Расстегнув воротник мундира, он обнаружил то место пониже адамова яблока, куда я целился и откуда теперь, булькая, вытекала кровь.

– Что с вами? – допытывался Улик. – Неужто в самом деле ранен? – растерянно пробормотал он, словно глазам своим не веря.

Несчастный не откликался, но чуть Улик отвел руку, как он опять с глухим стоном повалился навзничь.

– Недурное начало для такого малыша! – проворчал Мик, грозно на меня пялясь. – Тебе бы лучше убраться, юный сэр, пока не всполошилась полиция. Когда мы уезжали из Килвангена, там уже что-то пронюхали.

– Он в самом деле умер? – спросил я.

– Можешь не сомневаться, – ответил Мик.

– Что ж, одним трусом на свете меньше, – сказал капитан Фэган, презрительно пиная сапогом простертое на земле грузное тело. – Его песенка спета, Редди, он не шевелится.

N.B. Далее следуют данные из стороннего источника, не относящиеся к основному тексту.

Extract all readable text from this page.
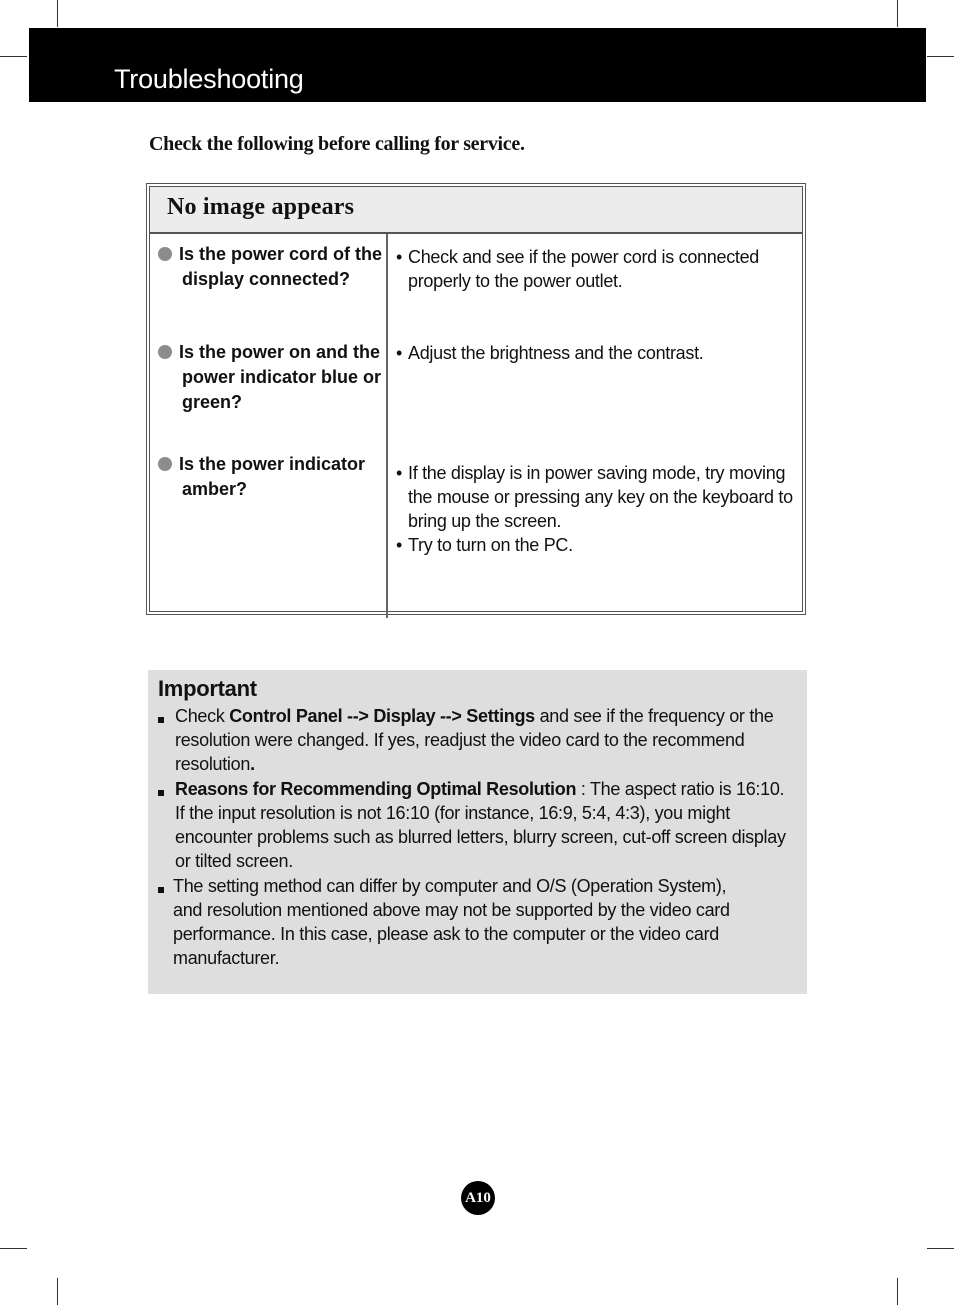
Troubleshooting
Check the following before calling for service.
No image appears
Is the power cord of the
display connected?
• Check and see if the power cord is connected properly to the power outlet.
Is the power on and the
power indicator blue or green?
• Adjust the brightness and the contrast.
Is the power indicator
amber?
• If the display is in power saving mode, try moving the mouse or pressing any key on the keyboard to bring up the screen.
• Try to turn on the PC.
Important
Check Control Panel --> Display --> Settings and see if the frequency or the resolution were changed. If yes, readjust the video card to the recommend resolution.
Reasons for Recommending Optimal Resolution : The aspect ratio is 16:10.
If the input resolution is not 16:10 (for instance, 16:9, 5:4, 4:3), you might encounter problems such as blurred letters, blurry screen, cut-off screen display or tilted screen.
The setting method can differ by computer and O/S (Operation System), and resolution mentioned above may not be supported by the video card performance. In this case, please ask to the computer or the video card manufacturer.
A10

– Кто бы он ни был, мы не трусы, Фэган! – резко отозвался Улик. – Давайте спровадим мальчишку как можно скорее. Пошлите вестового за телегой, надо увезти труп несчастного джентльмена. Для нашего семейства, Редмонд Барри, это поистине черный день: ты отнял у нас тысячу пятьсот годовых.

– Спрашивайте их не с меня, а с Норы! – отрезал я. И, достав из жилетного кармана ленту – ее подарок, – а также письмо, я и то и другое швырнул на труп капитана Квина. – Вот! – сказал я. – Отдайте ей эту ленту. Она поймет. Это все, что осталось ей от двоих возлюбленных, которых она сгубила.

Несмотря на мою молодость, бездыханное тело врага не внушало мне ни ужаса, ни отвращения. Ведь я знал, что сразил его в честном бою, как и подобает человеку моего имени и происхождения.

– А теперь, ради бога, уберите мальчишку! – взмолился Мик.

Улик вызвался меня проводить, и мы понеслись во весь опор, ни разу не дав коням повода, пока не доскакали до нашего порога. Как только мы спешились, Улик приказал Тиму хорошенько покормить мою кобылу, так как мне еще предстоит дальний путь, – а уже в следующее мгновенье матушка сжимала меня в своих объятиях.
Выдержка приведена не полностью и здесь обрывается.